Whats Euclidean geometry :( .

JimmyRay said:
lol... okay I understand the axioms...

Whats Euclidean geometry :( .

No worries mate. That's just the regular old geometry you learned in junior-high or high-school. The geometry of the rigid x-y-z axes (I won't bother to generalize it here). Where the interior angles of a triangle sum to $$\pi$$ radians, or 180 degrees, and all is right with the world.

Ohh I see... so basically this type of geometry is not consistant?

Also, is gravity an axiom, or a proof? Because, it's self-evident but there's nothing to assume...I can see how the number 1 is an axiom because you have to assume it exists since it's abstract... But what about gravity? It is easily seen...

JimmyRay said:
Ohh I see... so basically this type of geometry is not consistant?

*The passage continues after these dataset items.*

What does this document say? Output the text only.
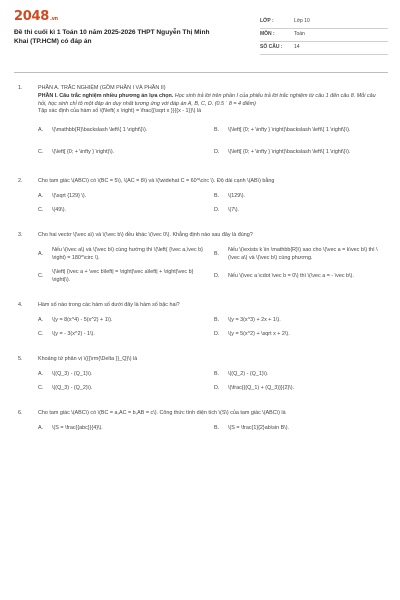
2048.vn
Đề thi cuối kì 1 Toán 10 năm 2025-2026 THPT Nguyễn Thị Minh Khai (TP.HCM) có đáp án
LỚP :	Lớp 10
MÔN :	Toán
SỐ CÂU :	14
1.	PHẦN A. TRẮC NGHIỆM (GỒM PHẦN I VÀ PHẦN II)
PHẦN I. Câu trắc nghiệm nhiều phương án lựa chọn. Học sinh trả lời trên phần I của phiếu trả lời trắc nghiệm từ câu 1 đến câu 8. Mỗi câu hỏi, học sinh chỉ tô một đáp án duy nhất tương ứng với đáp án A, B, C, D. (0.5 ˙ 8 = 4 điểm)
Tập xác định của hàm số \(f\left( x \right) = \frac{{\sqrt x }}{{x - 1}}\) là
A.	\(\mathbb{R}\backslash \left\{ 1 \right\}\).	B.	\(\left[ {0; + \infty } \right)\backslash \left\{ 1 \right\}\).
C.	\(\left[ {0; + \infty } \right)\).	D.	\(\left[ {0; + \infty } \right)\backslash \left\{ 1 \right\}\).
2.	Cho tam giác \(ABC\) có \(BC = 5\), \(AC = 8\) và \(\widehat C = 60^\circ \). Độ dài cạnh \(AB\) bằng
A.	\(\sqrt {129} \).	B.	\(129\).
C.	\(49\).	D.	\(7\).
3.	Cho hai vectơ \(\vec a\) và \(\vec b\) đều khác \(\vec 0\). Khẳng định nào sau đây là đúng?
A.
Nếu \(\vec a\) và \(\vec b\) cùng hướng thì \(\left( {\vec a,\vec b} \right) = 180^\circ \).
B.
Nếu \(\exists k \in \mathbb{R}\) sao cho \(\vec a = k\vec b\) thì \(\vec a\) và \(\vec b\) cùng phương.
C.
\(\left| {\vec a + \vec b\left| = \right|\vec a\left| + \right|\vec b} \right|\).
D.	Nếu \(\vec a \cdot \vec b = 0\) thì \(\vec a = - \vec b\).
4.	Hàm số nào trong các hàm số dưới đây là hàm số bậc hai?
A.	\(y = 8(x^4) - 5(x^2) + 1\).	B.	\(y = 3(x^3) + 2x + 1\).
C.	\(y = - 3(x^2) - 1\).	D.	\(y = 5(x^2) + \sqrt x + 2\).
5.	Khoảng tứ phân vị \({{\rm{\Delta }}_Q}\) là
A.	\((Q_3) - (Q_1)\).	B.	\((Q_2) - (Q_1)\).
C.	\((Q_3) - (Q_2)\).	D.	\(\frac{{(Q_1) + (Q_3)}}{2}\).
6.	Cho tam giác \(ABC\) có \(BC = a,AC = b,AB = c\). Công thức tính diện tích \(S\) của tam giác \(ABC\) là
A.	\(S = \frac{{abc}}{4}\).	B.	\(S = \frac{1}{2}ab\sin B\).
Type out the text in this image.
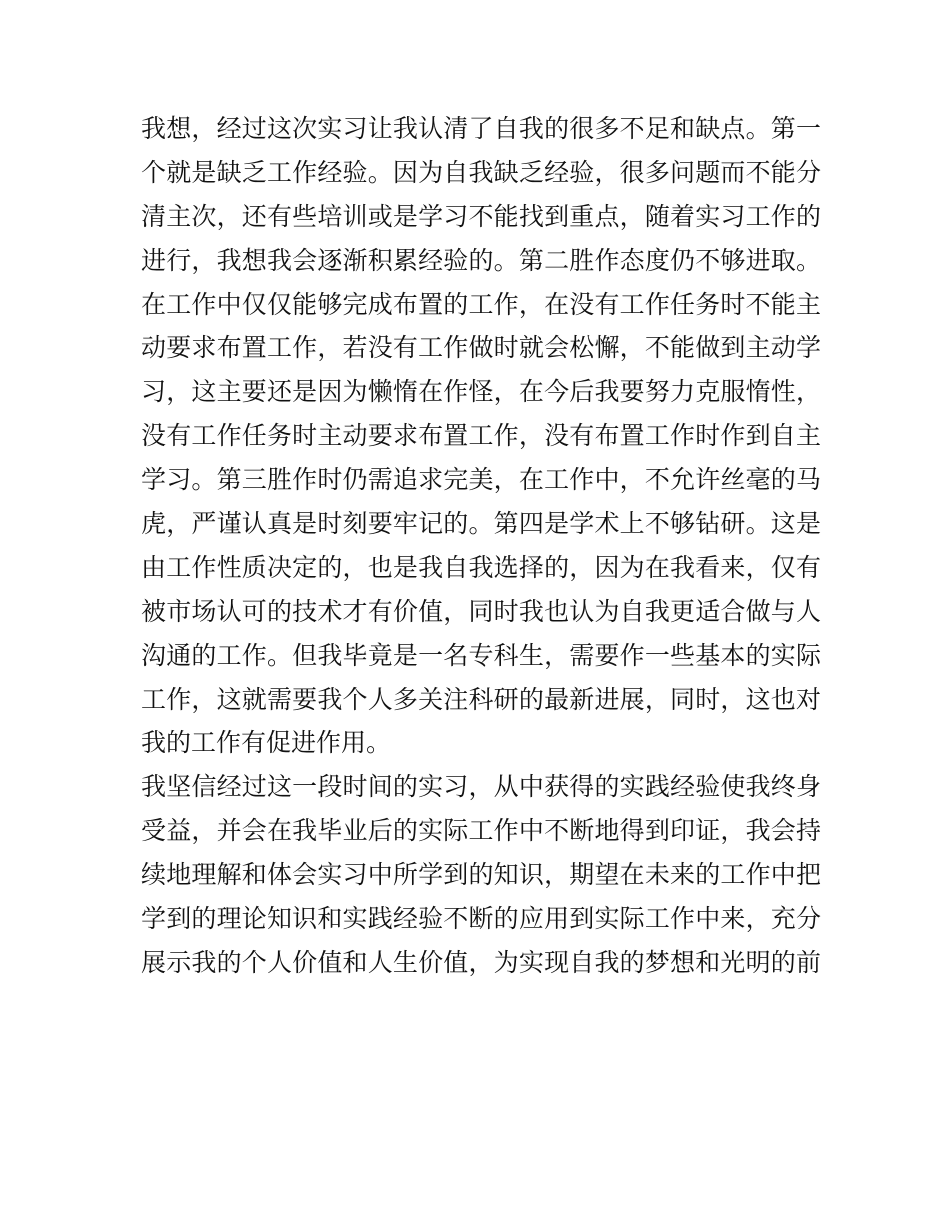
我想，经过这次实习让我认清了自我的很多不足和缺点。第一
个就是缺乏工作经验。因为自我缺乏经验，很多问题而不能分
清主次，还有些培训或是学习不能找到重点，随着实习工作的
进行，我想我会逐渐积累经验的。第二胜作态度仍不够进取。
在工作中仅仅能够完成布置的工作，在没有工作任务时不能主
动要求布置工作，若没有工作做时就会松懈，不能做到主动学
习，这主要还是因为懒惰在作怪，在今后我要努力克服惰性，
没有工作任务时主动要求布置工作，没有布置工作时作到自主
学习。第三胜作时仍需追求完美，在工作中，不允许丝毫的马
虎，严谨认真是时刻要牢记的。第四是学术上不够钻研。这是
由工作性质决定的，也是我自我选择的，因为在我看来，仅有
被市场认可的技术才有价值，同时我也认为自我更适合做与人
沟通的工作。但我毕竟是一名专科生，需要作一些基本的实际
工作，这就需要我个人多关注科研的最新进展，同时，这也对
我的工作有促进作用。
我坚信经过这一段时间的实习，从中获得的实践经验使我终身
受益，并会在我毕业后的实际工作中不断地得到印证，我会持
续地理解和体会实习中所学到的知识，期望在未来的工作中把
学到的理论知识和实践经验不断的应用到实际工作中来，充分
展示我的个人价值和人生价值，为实现自我的梦想和光明的前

Also, is gravity an axiom, or a proof? Because, it's self-evident but there's nothing to assume...I can see how the number 1 is an axiom because you have to assume it exists since it's abstract... But what about gravity? It is easily seen...

No, Euclidean geometry is completely self-consistent. As are non-Euclidean geometries. Key phrase here is self-consistent. May not be consistent with other models or conceptions of geometry, but self-consistent. That is, you do not arrive at any false statements in the geometry when proceeding logically from the axioms of that geometry. Gravity an axiom or a proof? I don't really understand your question, sorry. Gravity exists. I am sure one of the physicists here would be able to give you some idea of just what it is. I'm sorry that I can't really help you there.